UNIVERSITY PARK, Pa. — Social scientists rely on data to study social problems. However, data from traditional surveys can be difficult and time consuming to collect, as well as inaccurate, since not all factors can be measured well. A National Science Foundation-funded Penn State project will evaluate the accuracy of using Twitter data to represent populations across different demographic groups.
According to principal investigator Guangqing Chi, associate professor of rural sociology and demography and public health sciences in the Department of Agricultural Economics, Sociology, and Education, and a Social Science Research Institute co-funded faculty member, Twitter data is generated by a large number of people in real time, is rapidly growing and easily accessible, and is drawing interest from many research disciplines.

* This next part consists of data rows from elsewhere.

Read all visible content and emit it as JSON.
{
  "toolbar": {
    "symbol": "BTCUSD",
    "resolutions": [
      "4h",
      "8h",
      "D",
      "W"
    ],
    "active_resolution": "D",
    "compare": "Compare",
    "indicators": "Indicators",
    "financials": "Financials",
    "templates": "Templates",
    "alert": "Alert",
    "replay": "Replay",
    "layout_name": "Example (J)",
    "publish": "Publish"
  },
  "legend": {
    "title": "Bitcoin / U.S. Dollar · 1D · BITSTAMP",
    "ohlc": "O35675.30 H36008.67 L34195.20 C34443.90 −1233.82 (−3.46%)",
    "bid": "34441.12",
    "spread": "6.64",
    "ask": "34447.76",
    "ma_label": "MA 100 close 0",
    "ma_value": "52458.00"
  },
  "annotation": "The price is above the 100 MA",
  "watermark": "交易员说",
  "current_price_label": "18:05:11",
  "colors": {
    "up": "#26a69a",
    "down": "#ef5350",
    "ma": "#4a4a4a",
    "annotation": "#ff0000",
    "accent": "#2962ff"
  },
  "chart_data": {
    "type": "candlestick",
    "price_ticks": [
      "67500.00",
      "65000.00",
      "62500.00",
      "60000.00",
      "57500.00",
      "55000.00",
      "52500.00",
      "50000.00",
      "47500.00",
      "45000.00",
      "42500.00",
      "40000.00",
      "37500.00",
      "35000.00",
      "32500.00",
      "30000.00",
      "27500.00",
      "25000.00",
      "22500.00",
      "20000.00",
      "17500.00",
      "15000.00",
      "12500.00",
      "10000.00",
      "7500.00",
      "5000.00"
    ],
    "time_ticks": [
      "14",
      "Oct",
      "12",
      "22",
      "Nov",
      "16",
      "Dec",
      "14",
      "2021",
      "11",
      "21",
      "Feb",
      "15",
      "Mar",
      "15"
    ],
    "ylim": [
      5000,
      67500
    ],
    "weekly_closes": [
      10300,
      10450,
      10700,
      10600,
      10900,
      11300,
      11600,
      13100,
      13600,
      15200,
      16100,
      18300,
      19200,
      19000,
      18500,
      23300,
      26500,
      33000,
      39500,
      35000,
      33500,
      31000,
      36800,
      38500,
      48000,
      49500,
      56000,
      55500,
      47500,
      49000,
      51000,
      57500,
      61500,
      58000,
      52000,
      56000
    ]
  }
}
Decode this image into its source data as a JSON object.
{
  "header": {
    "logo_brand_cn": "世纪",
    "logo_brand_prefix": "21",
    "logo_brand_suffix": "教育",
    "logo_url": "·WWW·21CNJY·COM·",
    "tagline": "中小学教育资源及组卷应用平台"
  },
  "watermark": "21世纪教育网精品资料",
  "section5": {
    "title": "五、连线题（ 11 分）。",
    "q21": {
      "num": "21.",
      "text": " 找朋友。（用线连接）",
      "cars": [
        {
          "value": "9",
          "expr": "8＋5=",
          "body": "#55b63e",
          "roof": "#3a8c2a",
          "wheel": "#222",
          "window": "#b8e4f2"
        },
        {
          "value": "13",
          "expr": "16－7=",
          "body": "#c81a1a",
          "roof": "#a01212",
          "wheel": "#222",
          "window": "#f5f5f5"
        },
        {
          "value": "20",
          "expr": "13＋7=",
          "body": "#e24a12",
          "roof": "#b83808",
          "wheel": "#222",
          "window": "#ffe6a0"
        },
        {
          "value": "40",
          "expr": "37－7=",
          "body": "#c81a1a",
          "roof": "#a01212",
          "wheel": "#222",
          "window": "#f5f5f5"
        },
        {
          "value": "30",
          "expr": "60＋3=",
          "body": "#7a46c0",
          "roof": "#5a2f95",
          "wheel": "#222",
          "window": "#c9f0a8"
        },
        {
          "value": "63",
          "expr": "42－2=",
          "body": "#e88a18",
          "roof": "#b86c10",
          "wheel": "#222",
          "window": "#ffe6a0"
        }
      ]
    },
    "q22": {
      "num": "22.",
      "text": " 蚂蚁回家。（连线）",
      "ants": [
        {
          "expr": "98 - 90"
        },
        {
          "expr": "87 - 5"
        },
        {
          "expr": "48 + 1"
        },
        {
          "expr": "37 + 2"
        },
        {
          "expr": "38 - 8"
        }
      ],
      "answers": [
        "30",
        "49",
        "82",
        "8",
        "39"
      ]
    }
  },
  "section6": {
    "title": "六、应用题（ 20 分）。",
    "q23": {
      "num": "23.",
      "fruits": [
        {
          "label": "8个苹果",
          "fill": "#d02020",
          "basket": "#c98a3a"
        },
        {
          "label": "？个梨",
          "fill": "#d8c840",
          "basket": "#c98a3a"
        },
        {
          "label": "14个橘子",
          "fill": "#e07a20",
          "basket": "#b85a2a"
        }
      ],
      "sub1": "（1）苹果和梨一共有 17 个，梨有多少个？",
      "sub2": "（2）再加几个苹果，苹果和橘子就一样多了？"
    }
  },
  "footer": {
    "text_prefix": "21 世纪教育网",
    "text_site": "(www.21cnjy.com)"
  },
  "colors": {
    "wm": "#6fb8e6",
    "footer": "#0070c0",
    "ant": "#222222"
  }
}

“Twitter data has great potential for understanding population dynamics, however, the use of the data has been resisted by social scientists, largely because we know little about the users’ demographic characteristics,” said Chi.
Chi, who also serves as director of the Computational and Spatial Analysis Core of the Social Science Research Institute and Population Research Institute, and his team aim to make Twitter data useful for social science research by evaluating how Twitter users represent — or misrepresent — the population and will develop and test data weights that, when applied to Twitter data, will make the results more representative of the population as a whole.
The three-year, $500,000 project will compile geotagged tweets from 2014 to 2017 and compare the data to county census data in the U.S. The team will refine existing methods to determine demographics such as age, sex and race/ethnicity, and use these values to predict county-wide characteristics. The team will also determine if Twitter data can be used to estimate migration at the county level by comparing it to the Internal Revenue Service migration data, as well as estimates of Puerto Rico migrants to the continent after Hurricane Maria.
“If Twitter data can achieve high levels of validity, it will be a breakthrough for using Twitter data for population research and will significantly advance population science,” according to Jennifer Van Hook, Roy C. Buck Professor of Sociology and Demography. The work will be documented so that the researchers' methods can be applied to other forms of social media.
The research will also enable demographers and sociologists to strengthen research in many other social science disciplines that use demographic data. It could have a direct and significant impact on small-area population estimation and forecasting by providing real-time estimates of population demographics for small-scale geographies, which could have many applications, such as enhancing emergency management and disaster response.
Seed funding for the project was provided by the Social Science Research Institute, Population Research Institute, and Institute for CyberScience. Other researchers on the project include Eric Plutzer, professor of political science; Jennifer Van Hook, Roy C. Buck Professor of Sociology and Demography; Heng Xu, associate professor of information science and technology; Junjun Yin, research associate; and Don Miller, research analyst/programmer, all at Penn State.